Казалось бы, мне стоило просто прекратить эти неуместные визиты, но, к собственному удивлению, я впал в зависимость от них. Я понимал, что с каждым новым посещением нарушаю правила и устои уже чуждого мне общества, и что расплата за это не заставит себя долго ждать. Я пытался больше не ходить туда: растущие во мне напряжение, страх, неудовлетворённость – все вместе превратились в настоящую ломку. Я гасил её тем же средством, что уже не раз сослужило мне в тяжёлые времена – алкоголем, но и он был не всесилен.

И вот пока я жил в рассуждениях, как мне дальше со всем этим справляться, случилось кое-что неприятное, но весьма логичное. Как-то одним вечером, когда я открыл дверь квартиры, чтобы выйти в подъезд покурить, гадая, встречу ли я там своего соседа, на лестничной площадке меня поджидали двое незнакомцев.

II

Непосредственно сама беседа с двумя оперативными работниками состоялась уже в моей квартире, на кухне. Поначалу эти господа утверждали, что хотели бы от меня участия или даже совета в вопросе получения информации о некоторых моих знакомых. Они говорили вежливо и тактично. Однако я понимал, что это только уловка, и вывернуть моё положение из товарищеского в зависимое для них не составит труда. Но то ли для очистки совести, то ли просто из любопытства я попробовал им отказать. Досада их по этому поводу была очень глубокой, общий настрой и тон нашего разговора сразу изменились. Но такой ход событий они, по-видимому, предвидели, потому что все фото и видеоматериалы о моих похождениях в уже упомянутые заведения были у них с собой. Достаточно было обнародовать и десятую часть всего этого для того, чтобы я пропал как личность. Конечно, таким компроматом мог бы похвастаться любой наш брат, но та самая круговая порука, в которую я был втянут вместе с остальной богемой, как оказалось, всё время защищала меня от визита этих господ. А теперь, получается, на покой ушёл лишь я один, а все мои грехи, напротив, только теперь приняты в работу.

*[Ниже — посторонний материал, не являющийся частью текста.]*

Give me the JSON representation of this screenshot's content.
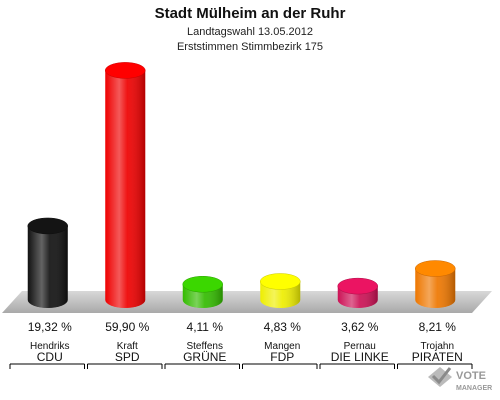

Я смотрел на двух молодых людей за столом передо мной, одинаково подстриженных, в одинаковых костюмах с галстуками на пуговицах и сверху – чёрные куртки. Скольких, таких же как я, они уже посетили? Они не близнецы, хотя лица их схожи своей невыразительностью, словно на затёртой монете. Один из них всегда постарше – натаскивает, выучивает и одновременно проверяет молодого. И не чураются они своей работы совершенно – шантаж и игра на человеческих слабостях не видится им чем-то низким или пошлым. Потому что это главный метод их работы – разговор с человеком, сопровождаемый перелистыванием его дела. Я думаю, компроматы собираются и на самих работников: есть папка и на того, что постарше, а на молодого ещё накапливается и скоро ляжет на полку в какой-нибудь канцелярии. Эти папки и удерживают их на службе и никогда уже не отпустят. Берут за горло, сдавливают так же, как сейчас сдавила мне шею моя.

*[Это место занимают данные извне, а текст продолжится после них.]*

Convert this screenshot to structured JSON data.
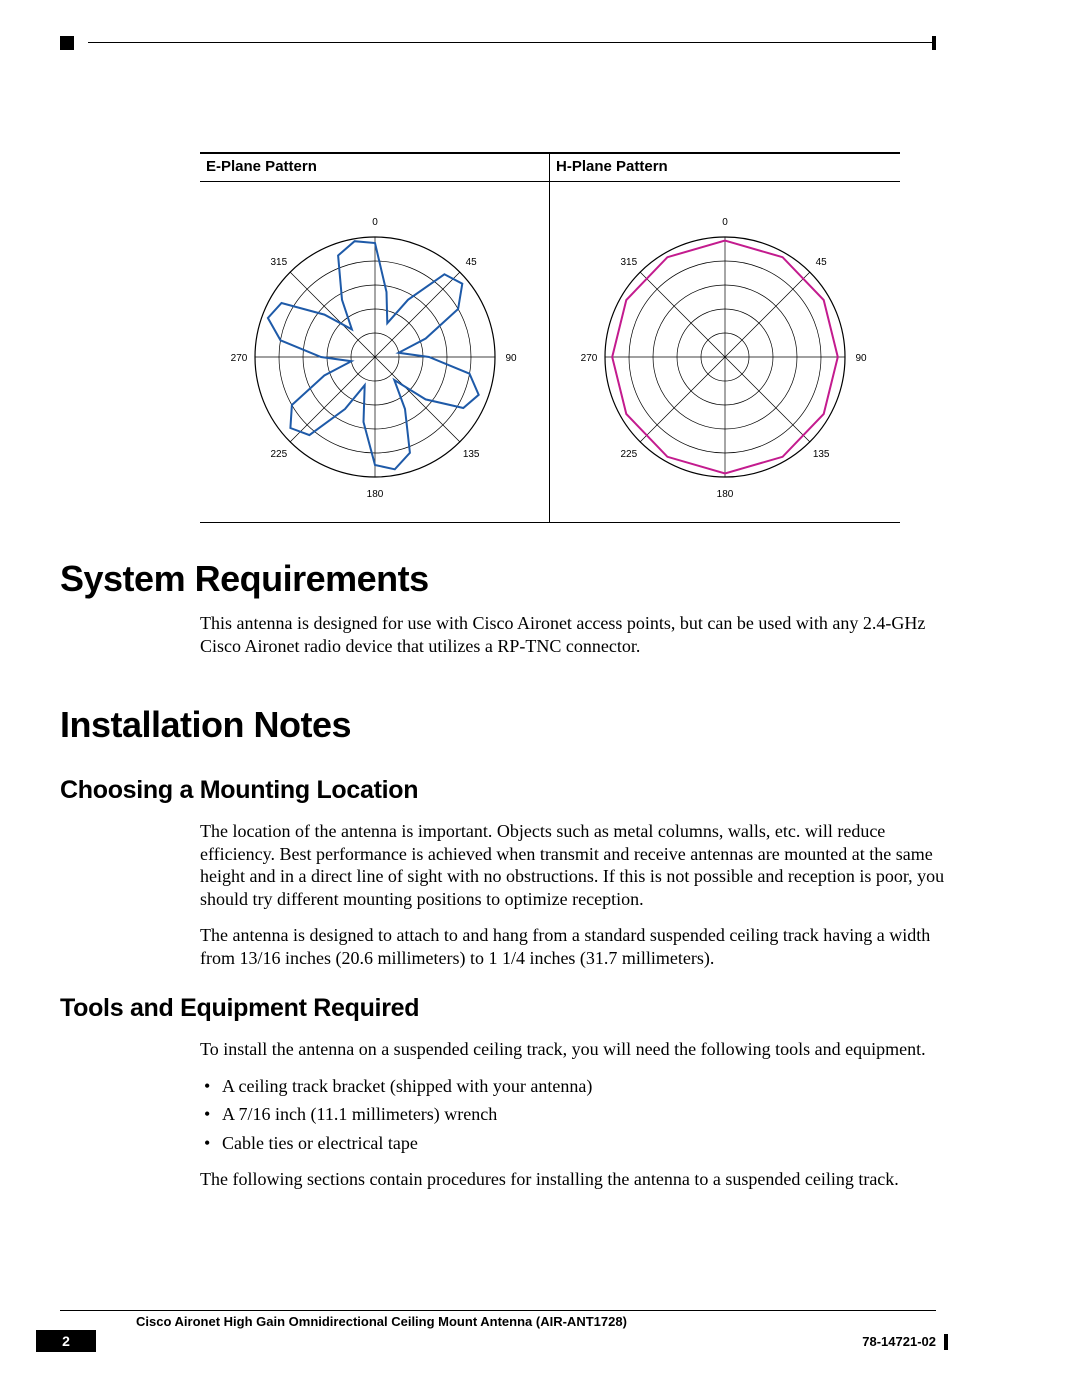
{
  "patterns": {
    "left_header": "E-Plane Pattern",
    "right_header": "H-Plane Pattern",
    "angle_labels": [
      "0",
      "45",
      "90",
      "135",
      "180",
      "225",
      "270",
      "315"
    ],
    "grid_color": "#000000",
    "e_trace_color": "#1e5aa8",
    "h_trace_color": "#c31b8e",
    "chart_radius": 120,
    "rings": 5,
    "e_plane": {
      "type": "polar-line",
      "points_deg_r": [
        [
          0,
          0.95
        ],
        [
          10,
          0.55
        ],
        [
          20,
          0.3
        ],
        [
          30,
          0.55
        ],
        [
          40,
          0.9
        ],
        [
          50,
          0.95
        ],
        [
          60,
          0.8
        ],
        [
          70,
          0.45
        ],
        [
          80,
          0.2
        ],
        [
          90,
          0.45
        ],
        [
          100,
          0.8
        ],
        [
          110,
          0.92
        ],
        [
          120,
          0.85
        ],
        [
          130,
          0.55
        ],
        [
          140,
          0.25
        ],
        [
          150,
          0.5
        ],
        [
          160,
          0.85
        ],
        [
          170,
          0.95
        ],
        [
          180,
          0.9
        ],
        [
          190,
          0.55
        ],
        [
          200,
          0.25
        ],
        [
          210,
          0.5
        ],
        [
          220,
          0.85
        ],
        [
          230,
          0.92
        ],
        [
          240,
          0.8
        ],
        [
          250,
          0.45
        ],
        [
          260,
          0.2
        ],
        [
          270,
          0.45
        ],
        [
          280,
          0.8
        ],
        [
          290,
          0.95
        ],
        [
          300,
          0.9
        ],
        [
          310,
          0.55
        ],
        [
          320,
          0.3
        ],
        [
          330,
          0.55
        ],
        [
          340,
          0.9
        ],
        [
          350,
          0.98
        ],
        [
          360,
          0.95
        ]
      ],
      "line_width": 2
    },
    "h_plane": {
      "type": "polar-line",
      "points_deg_r": [
        [
          0,
          0.97
        ],
        [
          30,
          0.96
        ],
        [
          60,
          0.95
        ],
        [
          90,
          0.94
        ],
        [
          120,
          0.95
        ],
        [
          150,
          0.96
        ],
        [
          180,
          0.97
        ],
        [
          210,
          0.96
        ],
        [
          240,
          0.95
        ],
        [
          270,
          0.94
        ],
        [
          300,
          0.95
        ],
        [
          330,
          0.96
        ],
        [
          360,
          0.97
        ]
      ],
      "line_width": 2
    }
  },
  "sections": {
    "sysreq_h": "System Requirements",
    "sysreq_p": "This antenna is designed for use with Cisco Aironet access points, but can be used with any 2.4-GHz Cisco Aironet radio device that utilizes a RP-TNC connector.",
    "install_h": "Installation Notes",
    "mount_h": "Choosing a Mounting Location",
    "mount_p1": "The location of the antenna is important. Objects such as metal columns, walls, etc. will reduce efficiency. Best performance is achieved when transmit and receive antennas are mounted at the same height and in a direct line of sight with no obstructions. If this is not possible and reception is poor, you should try different mounting positions to optimize reception.",
    "mount_p2": "The antenna is designed to attach to and hang from a standard suspended ceiling track having a width from 13/16 inches (20.6 millimeters) to 1 1/4 inches (31.7 millimeters).",
    "tools_h": "Tools and Equipment Required",
    "tools_p1": "To install the antenna on a suspended ceiling track, you will need the following tools and equipment.",
    "tools_items": [
      "A ceiling track bracket (shipped with your antenna)",
      "A 7/16 inch (11.1 millimeters) wrench",
      "Cable ties or electrical tape"
    ],
    "tools_p2": "The following sections contain procedures for installing the antenna to a suspended ceiling track."
  },
  "footer": {
    "title": "Cisco Aironet High Gain Omnidirectional Ceiling Mount Antenna (AIR-ANT1728)",
    "docnum": "78-14721-02",
    "page": "2"
  }
}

Хотя лично меня такая практика коснулась впервые, я был наслышан о подобных визитах к людям моего окружения. И я знал, что никто из моих бывших коллег никогда не отказывал этим гостям в их «просьбах» поделиться информацией: уж больно аргументы всегда оказывались весомыми для публичных людей с известными фамилиями, уже распробовавших греховный плод славы. Но с другой стороны, было в этом и какое-то милосердие, ведь открытый шантаж освобождал меня от ответственности. Теперь я действительно был вынужден говорить, а значит, мог быть оправдан, по крайней мере, в глазах своих старых товарищей по сцене. Они бы меня точно поняли.

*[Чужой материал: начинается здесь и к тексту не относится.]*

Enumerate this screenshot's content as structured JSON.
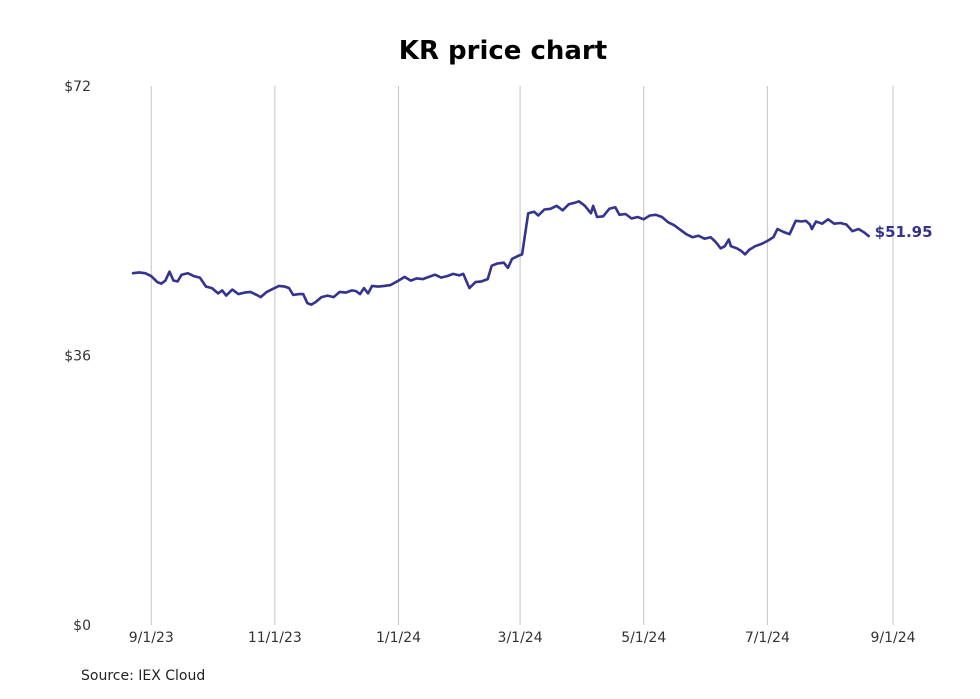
{
  "chart_data": {
    "type": "line",
    "title": "KR price chart",
    "xlabel": "",
    "ylabel": "",
    "x_ticks": [
      "9/1/23",
      "11/1/23",
      "1/1/24",
      "3/1/24",
      "5/1/24",
      "7/1/24",
      "9/1/24"
    ],
    "y_ticks": [
      "$0",
      "$36",
      "$72"
    ],
    "ylim": [
      0,
      72
    ],
    "xlim": [
      "2023-08-23",
      "2024-09-01"
    ],
    "grid": "vertical",
    "line_color": "#35338f",
    "end_label": "$51.95",
    "series": [
      {
        "points": [
          [
            "2023-08-23",
            47.0
          ],
          [
            "2023-08-26",
            47.1
          ],
          [
            "2023-08-29",
            47.0
          ],
          [
            "2023-09-01",
            46.6
          ],
          [
            "2023-09-04",
            45.8
          ],
          [
            "2023-09-06",
            45.6
          ],
          [
            "2023-09-08",
            46.0
          ],
          [
            "2023-09-10",
            47.2
          ],
          [
            "2023-09-12",
            46.0
          ],
          [
            "2023-09-14",
            45.9
          ],
          [
            "2023-09-16",
            46.8
          ],
          [
            "2023-09-19",
            47.0
          ],
          [
            "2023-09-22",
            46.6
          ],
          [
            "2023-09-25",
            46.4
          ],
          [
            "2023-09-28",
            45.2
          ],
          [
            "2023-10-01",
            45.0
          ],
          [
            "2023-10-04",
            44.3
          ],
          [
            "2023-10-06",
            44.7
          ],
          [
            "2023-10-08",
            44.0
          ],
          [
            "2023-10-11",
            44.8
          ],
          [
            "2023-10-14",
            44.2
          ],
          [
            "2023-10-17",
            44.4
          ],
          [
            "2023-10-20",
            44.5
          ],
          [
            "2023-10-23",
            44.1
          ],
          [
            "2023-10-25",
            43.8
          ],
          [
            "2023-10-28",
            44.5
          ],
          [
            "2023-10-31",
            44.9
          ],
          [
            "2023-11-03",
            45.3
          ],
          [
            "2023-11-06",
            45.2
          ],
          [
            "2023-11-08",
            45.0
          ],
          [
            "2023-11-10",
            44.1
          ],
          [
            "2023-11-13",
            44.2
          ],
          [
            "2023-11-15",
            44.2
          ],
          [
            "2023-11-17",
            43.0
          ],
          [
            "2023-11-19",
            42.8
          ],
          [
            "2023-11-21",
            43.1
          ],
          [
            "2023-11-24",
            43.8
          ],
          [
            "2023-11-27",
            44.0
          ],
          [
            "2023-11-30",
            43.8
          ],
          [
            "2023-12-03",
            44.5
          ],
          [
            "2023-12-06",
            44.4
          ],
          [
            "2023-12-09",
            44.7
          ],
          [
            "2023-12-11",
            44.6
          ],
          [
            "2023-12-13",
            44.2
          ],
          [
            "2023-12-15",
            45.0
          ],
          [
            "2023-12-17",
            44.3
          ],
          [
            "2023-12-19",
            45.3
          ],
          [
            "2023-12-22",
            45.2
          ],
          [
            "2023-12-25",
            45.3
          ],
          [
            "2023-12-28",
            45.4
          ],
          [
            "2024-01-01",
            46.0
          ],
          [
            "2024-01-04",
            46.5
          ],
          [
            "2024-01-07",
            46.0
          ],
          [
            "2024-01-10",
            46.3
          ],
          [
            "2024-01-13",
            46.2
          ],
          [
            "2024-01-16",
            46.5
          ],
          [
            "2024-01-19",
            46.8
          ],
          [
            "2024-01-22",
            46.4
          ],
          [
            "2024-01-25",
            46.6
          ],
          [
            "2024-01-28",
            46.9
          ],
          [
            "2024-01-31",
            46.7
          ],
          [
            "2024-02-02",
            46.9
          ],
          [
            "2024-02-05",
            45.0
          ],
          [
            "2024-02-08",
            45.8
          ],
          [
            "2024-02-11",
            45.9
          ],
          [
            "2024-02-14",
            46.2
          ],
          [
            "2024-02-16",
            48.0
          ],
          [
            "2024-02-19",
            48.3
          ],
          [
            "2024-02-22",
            48.4
          ],
          [
            "2024-02-24",
            47.7
          ],
          [
            "2024-02-26",
            48.9
          ],
          [
            "2024-02-29",
            49.3
          ],
          [
            "2024-03-02",
            49.5
          ],
          [
            "2024-03-05",
            55.0
          ],
          [
            "2024-03-08",
            55.2
          ],
          [
            "2024-03-10",
            54.7
          ],
          [
            "2024-03-13",
            55.5
          ],
          [
            "2024-03-16",
            55.6
          ],
          [
            "2024-03-19",
            56.0
          ],
          [
            "2024-03-22",
            55.4
          ],
          [
            "2024-03-25",
            56.2
          ],
          [
            "2024-03-28",
            56.4
          ],
          [
            "2024-03-30",
            56.6
          ],
          [
            "2024-04-02",
            56.0
          ],
          [
            "2024-04-05",
            55.0
          ],
          [
            "2024-04-06",
            56.0
          ],
          [
            "2024-04-08",
            54.5
          ],
          [
            "2024-04-11",
            54.6
          ],
          [
            "2024-04-14",
            55.6
          ],
          [
            "2024-04-17",
            55.8
          ],
          [
            "2024-04-19",
            54.8
          ],
          [
            "2024-04-22",
            54.9
          ],
          [
            "2024-04-25",
            54.3
          ],
          [
            "2024-04-28",
            54.5
          ],
          [
            "2024-05-01",
            54.2
          ],
          [
            "2024-05-04",
            54.7
          ],
          [
            "2024-05-07",
            54.8
          ],
          [
            "2024-05-10",
            54.5
          ],
          [
            "2024-05-13",
            53.8
          ],
          [
            "2024-05-16",
            53.4
          ],
          [
            "2024-05-19",
            52.8
          ],
          [
            "2024-05-22",
            52.2
          ],
          [
            "2024-05-25",
            51.8
          ],
          [
            "2024-05-28",
            52.0
          ],
          [
            "2024-05-31",
            51.6
          ],
          [
            "2024-06-03",
            51.8
          ],
          [
            "2024-06-05",
            51.3
          ],
          [
            "2024-06-06",
            51.0
          ],
          [
            "2024-06-08",
            50.3
          ],
          [
            "2024-06-10",
            50.6
          ],
          [
            "2024-06-12",
            51.5
          ],
          [
            "2024-06-13",
            50.6
          ],
          [
            "2024-06-16",
            50.3
          ],
          [
            "2024-06-18",
            50.0
          ],
          [
            "2024-06-20",
            49.5
          ],
          [
            "2024-06-22",
            50.1
          ],
          [
            "2024-06-25",
            50.6
          ],
          [
            "2024-06-28",
            50.9
          ],
          [
            "2024-07-01",
            51.3
          ],
          [
            "2024-07-04",
            51.8
          ],
          [
            "2024-07-06",
            52.9
          ],
          [
            "2024-07-09",
            52.5
          ],
          [
            "2024-07-12",
            52.2
          ],
          [
            "2024-07-15",
            54.0
          ],
          [
            "2024-07-18",
            53.9
          ],
          [
            "2024-07-20",
            54.0
          ],
          [
            "2024-07-22",
            53.5
          ],
          [
            "2024-07-23",
            52.9
          ],
          [
            "2024-07-25",
            53.9
          ],
          [
            "2024-07-28",
            53.6
          ],
          [
            "2024-07-31",
            54.2
          ],
          [
            "2024-08-03",
            53.6
          ],
          [
            "2024-08-06",
            53.7
          ],
          [
            "2024-08-09",
            53.5
          ],
          [
            "2024-08-12",
            52.6
          ],
          [
            "2024-08-15",
            52.9
          ],
          [
            "2024-08-18",
            52.4
          ],
          [
            "2024-08-20",
            51.95
          ]
        ]
      }
    ]
  },
  "source": "Source: IEX Cloud"
}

Естественно, я рассказал оперативникам всё, что знал. Да вот только все мои сведения для них оказались неинформативными, и сам я чувствовал, как, открывая им вроде бы компрометирующие подробности жизни бывших коллег, на деле я просто пересказываю слухи и сплетни, как старый светский лев, уже тронутый деменцией. Разочарованность этих гостей начала тревожить меня сильнее их недавних угроз, поскольку я понимал, что хуже, чем быть для них неудобным человеком, можно только став бесполезным. При этом наверняка тот, кто их ко мне послал, не требовал церемониться со мной, если толку от меня не будет. После такого конфуза оставалось лишь рассеянно лепетать, что я ещё могу оказаться полезным.